Sunday, November 10, 2013

Happy Sunday

I'm kind of bad at this whole blogging thing
but these past couple weeks have been really hard
and this Sunday just seemed to make these weeks
just a little bit easier and understandable.
I wont go into the pity details so I'll
just say I wasn't finding answers but also
wasn't really looking for them either. But 
the best answer comes from those questions that
you don't ask about at all.
So, what is it about Sundays that can just make two weeks of crying and hardships understandable and bearable? Church, Sacrament, Scriptures, My Fabulous New Young Women Leader, And some home made chocolate cake from the worlds best step mom.


My lesson today that seemed to make everything clique all at once for me was
Self-Reliance:
As much as i can lean on someone else for help or even blame them for how I'm doing or feeling, it all comes back to me. How i am treating myself/others. How I am seeking out my days a latter day saint. How I keep a good mood. And how and if i choose happiness.
I didn't think you could "choose happiness". I mean if you're sad then you're sad. Its a natural emotion how are you supposed to just brush that off? I guess you don't necessarily brush it off but just don't stay sad, don't just give up, find the way out.
Whats the way out?
My typical way out is Kardashian Re-Runs and some major naps but that isn't a way out just a distraction.
So then all too quickly i go back to feeling weak...
So the real way out...put yourself into the lords hands.
Ether 12:  27 And if men come unto me I will show unto them theiraweakness. I bgive unto men weakness that they may be humble; and my cgrace is sufficient for all men that dhumble themselves before me; for if they humble themselves before me, and have faith in me, then will I make eweak things become strong unto them.

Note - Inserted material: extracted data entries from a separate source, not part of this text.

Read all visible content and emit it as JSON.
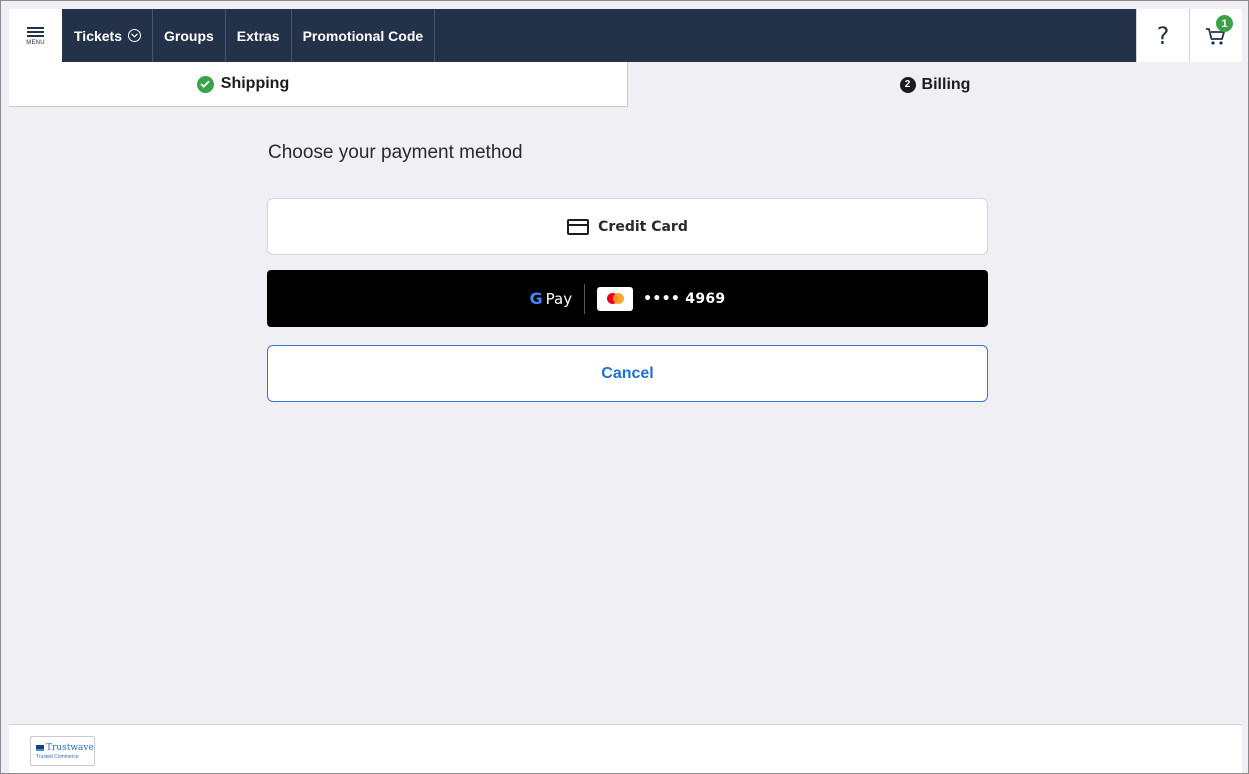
{
  "header": {
    "menu_label": "MENU",
    "nav": [
      {
        "label": "Tickets"
      },
      {
        "label": "Groups"
      },
      {
        "label": "Extras"
      },
      {
        "label": "Promotional Code"
      }
    ],
    "help_glyph": "?",
    "cart_count": "1"
  },
  "steps": {
    "shipping": {
      "label": "Shipping",
      "status": "complete"
    },
    "billing": {
      "number": "2",
      "label": "Billing",
      "status": "active"
    }
  },
  "payment": {
    "title": "Choose your payment method",
    "credit_card_label": "Credit Card",
    "gpay": {
      "g": "G",
      "pay": "Pay",
      "card_mask": "•••• 4969"
    },
    "cancel_label": "Cancel"
  },
  "footer": {
    "badge_name": "Trustwave",
    "badge_sub": "Trusted Commerce"
  },
  "colors": {
    "nav_bg": "#233149",
    "page_bg": "#f0eff4",
    "success": "#3aa34a",
    "link_blue": "#1e6fd1"
  }
}
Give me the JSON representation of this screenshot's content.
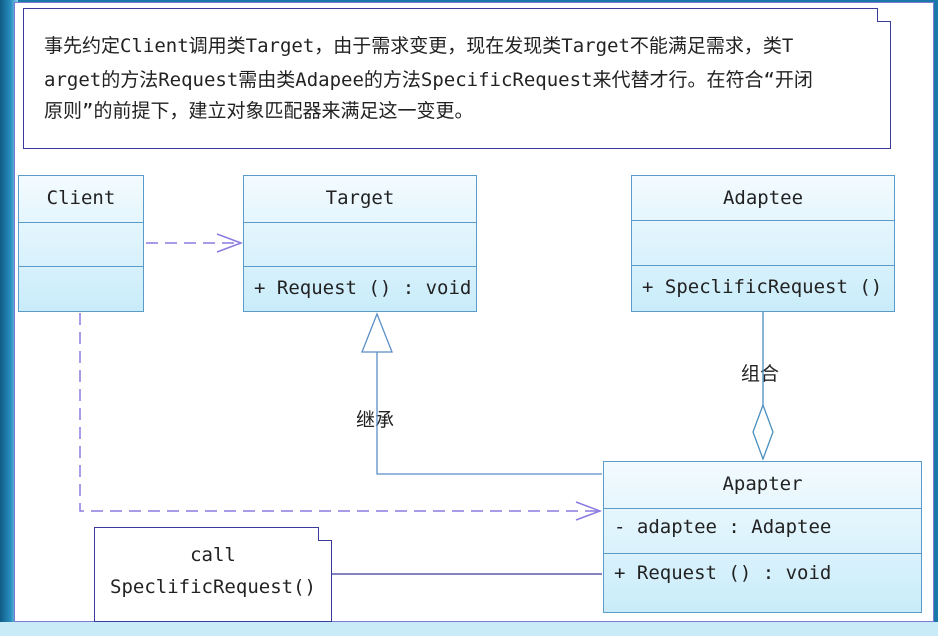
{
  "note_top": {
    "line1": "事先约定Client调用类Target，由于需求变更，现在发现类Target不能满足需求，类T",
    "line2": "arget的方法Request需由类Adapee的方法SpecificRequest来代替才行。在符合“开闭",
    "line3": "原则”的前提下，建立对象匹配器来满足这一变更。"
  },
  "classes": {
    "client": {
      "name": "Client"
    },
    "target": {
      "name": "Target",
      "op": "+ Request () : void"
    },
    "adaptee": {
      "name": "Adaptee",
      "op": "+ SpeclificRequest ()"
    },
    "apapter": {
      "name": "Apapter",
      "attr": "- adaptee : Adaptee",
      "op": "+ Request () : void"
    }
  },
  "labels": {
    "inherit": "继承",
    "compose": "组合"
  },
  "note_call": {
    "line1": "call",
    "line2": "SpeclificRequest()"
  },
  "colors": {
    "dependency": "#8a7be0",
    "solid": "#4a8fc0",
    "border": "#5a9bc9"
  }
}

So, what did i take out of this Sunday is a big question..
I understand now that my Heavenly Father never has his back turned to me when I'm not doing whats right or not searching for his guidance. And I understand that in those moments where I'm on my knees praying for his help and his comfort and i don't receive answers right away its not because i don't deserve his love, because I'm always a priority to him, but its just My Father in Heaven reminding me to be patient to be steady in my works and don't give up. Sometimes those moments of being alone and scared are those memories we wont forget because when we receive the comfort we've been asking for it will be a feeling that makes it worth waiting for. I know that Jesus Christ will never give up on me and I know that when I'm feeling as if nobody understands because sometimes earthly companions dont that Jesus Christ does. He went through exactly what i am going through just so i wont have to face it alone. Lastly, I made a promise to myself that I will forgive others as my Heavenly Father and Jesus Christ so easily and quickly forgive me.

This Sunday was an answer to everything.